Si les pharisiens avaient dit : “ et ils ont égorgé des habitants auparavant ”, ils n’auraient pas pris un ton d’aussi profonde horreur.
« Vous les avez observés, oui. Il y a tant de choses à voir, et qui sont belles et bonnes ! Des choses qui font bénir le Seigneur de nous avoir donné la vie pour que nous ayons la possibilité de les voir et parce qu’il les a créées ou permises. Et pourtant vous ne les regardez pas, et avec vous beaucoup d’autres. Mais vous perdez votre temps et votre paix à poursuivre ce que vous ne jugez pas bon.
Vous ressemblez à des chacals, ou plutôt à des hyènes qui suivent à la trace une pestilence en négligeant les senteurs que le vent apporte des jardins parfumés. Les hyènes n’aiment pas les lys et les roses, le jasmin et le camphre, les cinnamomes et les œillets. Pour elles, ce sont des odeurs désagréables. Mais la puanteur d’un corps en putréfaction au fond d’un ravin, ou dans une ornière, enfoui sous les ronces où l’a enseveli un assassin, ou rejeté par la tempête sur une plage déserte, gonflé, violet, crevé, horrible, oh ! Quel fumet agréable pour les hyènes ! Et elles hument le vent du soir, qui condense et transporte toutes les émanations que le soleil a évaporées après les avoir chauffées, pour sentir cette vague odeur qui les attire. Après les avoir découvertes et en avoir trouvé la direction, les voilà qui partent en courant, le museau à l’air, les lèvres déjà retroussées dans ce frémissement des mâchoires semblable à un rire hystérique, pour aller là où se trouve la putréfaction. Et que ce soit un cadavre d’homme ou de quadrupède, celui d’une couleuvre tuée par un paysan, ou encore d’une fouine par une ménagère, que ce soit simplement un rat crevé, ah ! Voilà qui plaît ! Elles enfoncent alors leurs crocs dans cette puanteur repoussante, se régalent et se pourlèchent les babines…

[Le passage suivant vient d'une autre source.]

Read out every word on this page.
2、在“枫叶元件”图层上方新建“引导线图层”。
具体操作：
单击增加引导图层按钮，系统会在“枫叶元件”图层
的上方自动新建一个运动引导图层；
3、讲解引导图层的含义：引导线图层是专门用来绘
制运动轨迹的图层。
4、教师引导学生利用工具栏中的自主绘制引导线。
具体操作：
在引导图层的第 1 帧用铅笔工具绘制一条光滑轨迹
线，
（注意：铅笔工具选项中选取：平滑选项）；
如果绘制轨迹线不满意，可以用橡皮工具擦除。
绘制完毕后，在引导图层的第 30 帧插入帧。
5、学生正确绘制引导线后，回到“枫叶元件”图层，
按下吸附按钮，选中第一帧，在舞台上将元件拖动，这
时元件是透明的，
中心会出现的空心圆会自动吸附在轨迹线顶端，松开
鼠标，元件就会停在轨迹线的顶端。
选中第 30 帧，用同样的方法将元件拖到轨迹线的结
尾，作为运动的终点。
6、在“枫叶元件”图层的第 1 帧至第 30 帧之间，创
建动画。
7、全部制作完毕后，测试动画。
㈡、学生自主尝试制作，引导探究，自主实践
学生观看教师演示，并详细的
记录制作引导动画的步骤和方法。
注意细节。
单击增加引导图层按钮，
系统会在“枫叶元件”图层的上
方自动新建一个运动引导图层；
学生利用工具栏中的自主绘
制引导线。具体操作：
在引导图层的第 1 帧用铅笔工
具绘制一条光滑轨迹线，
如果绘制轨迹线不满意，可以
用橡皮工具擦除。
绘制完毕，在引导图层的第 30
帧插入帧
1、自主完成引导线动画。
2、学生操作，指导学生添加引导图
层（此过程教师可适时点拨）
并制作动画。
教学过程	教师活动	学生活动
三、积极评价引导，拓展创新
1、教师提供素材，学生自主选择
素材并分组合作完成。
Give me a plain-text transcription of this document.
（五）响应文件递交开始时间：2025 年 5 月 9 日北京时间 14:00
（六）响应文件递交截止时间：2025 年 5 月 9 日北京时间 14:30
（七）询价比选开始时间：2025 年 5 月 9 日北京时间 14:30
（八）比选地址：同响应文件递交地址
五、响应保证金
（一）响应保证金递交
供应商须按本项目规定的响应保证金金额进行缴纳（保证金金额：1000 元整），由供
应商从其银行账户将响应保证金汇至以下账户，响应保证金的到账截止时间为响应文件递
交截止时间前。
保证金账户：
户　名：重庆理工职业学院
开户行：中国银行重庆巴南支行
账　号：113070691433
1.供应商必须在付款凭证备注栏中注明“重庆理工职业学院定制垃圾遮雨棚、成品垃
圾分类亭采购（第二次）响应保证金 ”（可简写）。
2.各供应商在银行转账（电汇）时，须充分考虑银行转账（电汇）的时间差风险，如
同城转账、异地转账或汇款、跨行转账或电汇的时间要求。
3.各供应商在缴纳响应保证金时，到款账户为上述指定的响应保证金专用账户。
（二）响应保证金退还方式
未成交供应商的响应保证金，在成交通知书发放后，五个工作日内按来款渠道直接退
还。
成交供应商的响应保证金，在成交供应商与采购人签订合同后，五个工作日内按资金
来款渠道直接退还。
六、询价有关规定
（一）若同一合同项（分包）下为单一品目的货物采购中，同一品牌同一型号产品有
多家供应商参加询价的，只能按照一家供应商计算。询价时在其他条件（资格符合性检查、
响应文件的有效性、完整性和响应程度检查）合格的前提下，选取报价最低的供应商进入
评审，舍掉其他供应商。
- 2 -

Des hommes qui se sanctifient de jour en jour, cela n’a rien d’intéressant ! Mais si un seul fait du mal, ou si plusieurs négligent ce qui n’est pas un commandement divin mais une pratique humaine – appelez-la même tradition, précepte, comme vous voudrez, c’est toujours une règle humaine –, alors on se dérange, alors on note. On suit même un soupçon… seulement pour se réjouir, en voyant que le soupçon est réalité.
Mais répondez donc, répondez, vous qui êtes venus non par amour, non par foi, non par honnêteté, mais dans une intention malveillante, répondez : pourquoi transgressez-vous un commandement de Dieu par une de vos traditions ? Vous ne viendrez tout de même pas me dire qu’une tradition est plus importante qu’un commandement ? Et pourtant Dieu a dit : “ Honore ton père et ta mère, et qui maudira son père ou sa mère mérite la mort ” ! Or vous déclarez au contraire : “ Quiconque a dit à son père et à sa mère : ‘ ce que tu devrais avoir de moi est corban ’, celui-là n’est plus obligé de s’en servir pour son père et sa mère. ” Par votre tradition, vous avez donc annulé le commandement de Dieu.
Hypocrites ! Isaïe a bien prophétisé à votre sujet : “ Ce peuple m’honore des lèvres, mais son cœur est loin de moi, car son culte et ses doctrines ne sont que vrais commandements humains. ”
Alors que vous transgressez les commandements de Dieu, vous vous en tenez au cérémonial des hommes, au lavage des amphores et des calices, des plats et des mains, et autres usages semblables. Alors que vous justifiez l’ingratitude et l’avarice d’un fils en lui offrant l’échappatoire de l’offrande du sacrifice pour ne pas donner un pain à celui qui l’a engendré, qui a besoin d’aide et qu’on a l’obligation d’honorer parce qu’il est père, vous vous scandalisez devant quelqu’un qui ne se lave pas les mains. Vous altérez et violez la parole de Dieu pour obéir à des paroles que vous avez inventées et que vous avez élevées à la dignité de préceptes. Vous vous proclamez ainsi plus justes que Dieu. Vous vous arrogez un droit de législateurs alors que Dieu seul est le Législateur dans son peuple. Vous… » (...)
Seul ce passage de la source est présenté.